Er zijn meer dan 100 jaar verstreken sinds de vreselijke catastrofe, maar dit verhaal blijft een van de meest opvallende tragedies van de mensheid. Het magnifieke, 'onzinkbare' schip, waar de bewonderende blik van de hele wereld naar was gericht, stortte tijdens zijn eerste reis neer. De passagiers van die vlucht waren 2.200 mensen, de tragedie eiste het leven van meer dan 1.500 van hen.
Chronologie van de gebeurtenissen van 10 april 1912
Om 14.39 uur op 14 april merkte de vooruitziende Titanic Frederic Fleet precies op de koers op ongeveer 650 meter van de ijsberg. Hij drukte driemaal op de bel en meldde zich via de telefoon bij de brug. De eerste assistent beval de stuurman: "Links aan boord!" - en de handgrepen van de machinetelegrafen naar de "Full back" -positie verplaatst. Even later, zodat de voering de ijsberg niet met een achtersteven zou raken, beval hij: "Het recht om aan boord te gaan!". De Titanic was echter te groot voor een snelle manoeuvre en het schip bleef nog 25-30 seconden door traagheid bewegen, totdat zijn neus langzaam naar links begon te wijken.
Om 23:40 kwam de "Titanic" tangentieel in botsing met een ijsberg. Op de bovenste dekken voelden mensen een lichte duw en een lichte trilling van de romp, op de onderste dekken was de klap meer merkbaar. Als gevolg van de botsing zijn in de rechter huid zes gaten gevormd met een totale lengte van ongeveer 90 meter. Om 0:05 beval Captain Smith de bemanning om reddingsboten klaar te maken voor de lancering, ging toen naar de radiokamer en beval de radio-operators een noodsignaal uit te zenden.
Rond 0:20 werden kinderen en vrouwen in boten gezet. Om 1:20 begon water het vooronder te overstromen. Op dit moment verschenen de eerste tekenen van paniek. De evacuatie verliep sneller. Na 1:30 begon er aan boord paniek. Rond 2:00 uur werd de laatste boot te water gelaten, om 2:05 begon het water het bootdek en de kapiteinsbrug te overstromen. Aan boord bleven 1.500 mensen naar de achtersteven rennen. De bekleding begon voor onze ogen te groeien, om 2:15 stortte de eerste schoorsteen in. Om 2:16 viel de stroom uit. Om 2:18, met een snee in de neus op ongeveer 23 °, brak de voering. De boeg, die eraf viel, ging onmiddellijk naar de bodem en het voer werd gevuld met water en zonk na twee minuten.

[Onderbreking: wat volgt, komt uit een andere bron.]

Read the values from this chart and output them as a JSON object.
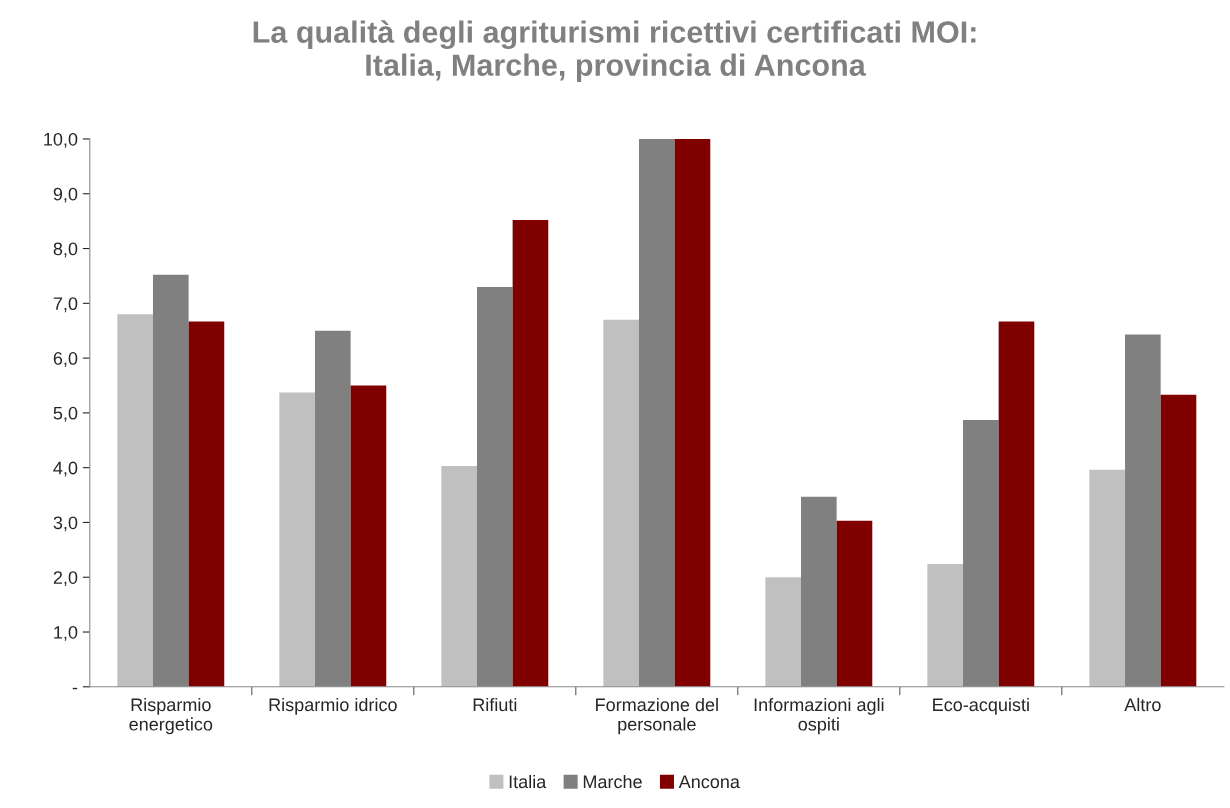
{
  "chart_data": {
    "type": "bar",
    "title": "La qualità degli agriturismi ricettivi certificati MOI:\nItalia, Marche, provincia di Ancona",
    "categories": [
      "Risparmio\nenergetico",
      "Risparmio idrico",
      "Rifiuti",
      "Formazione del\npersonale",
      "Informazioni agli\nospiti",
      "Eco-acquisti",
      "Altro"
    ],
    "series": [
      {
        "name": "Italia",
        "color": "#c0c0c0",
        "values": [
          6.8,
          5.37,
          4.03,
          6.7,
          2.0,
          2.24,
          3.96
        ]
      },
      {
        "name": "Marche",
        "color": "#808080",
        "values": [
          7.52,
          6.5,
          7.3,
          10.0,
          3.47,
          4.87,
          6.43
        ]
      },
      {
        "name": "Ancona",
        "color": "#800000",
        "values": [
          6.67,
          5.5,
          8.52,
          10.0,
          3.03,
          6.67,
          5.33
        ]
      }
    ],
    "ylim": [
      0,
      10
    ],
    "yticks": [
      {
        "value": 0,
        "label": "-"
      },
      {
        "value": 1,
        "label": "1,0"
      },
      {
        "value": 2,
        "label": "2,0"
      },
      {
        "value": 3,
        "label": "3,0"
      },
      {
        "value": 4,
        "label": "4,0"
      },
      {
        "value": 5,
        "label": "5,0"
      },
      {
        "value": 6,
        "label": "6,0"
      },
      {
        "value": 7,
        "label": "7,0"
      },
      {
        "value": 8,
        "label": "8,0"
      },
      {
        "value": 9,
        "label": "9,0"
      },
      {
        "value": 10,
        "label": "10,0"
      }
    ],
    "grid": false,
    "legend": "bottom"
  }
}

Om 2:20 verdween de Titanic volledig onder water. Honderden mensen kwamen naar boven, maar ze stierven bijna allemaal door onderkoeling. Op twee vouwboten, die er niet in slaagden om van de voering te zakken, werden ongeveer 45 mensen gered. Acht anderen werden gered door twee boten die terugkeerden naar de crashplaats (nr. 4 en nr. 14). Anderhalf uur nadat de Titanic volledig was ondergedompeld, arriveerde de Karpatia-stoomboot op de plaats van de ramp en pakte 712 crash-overlevenden op.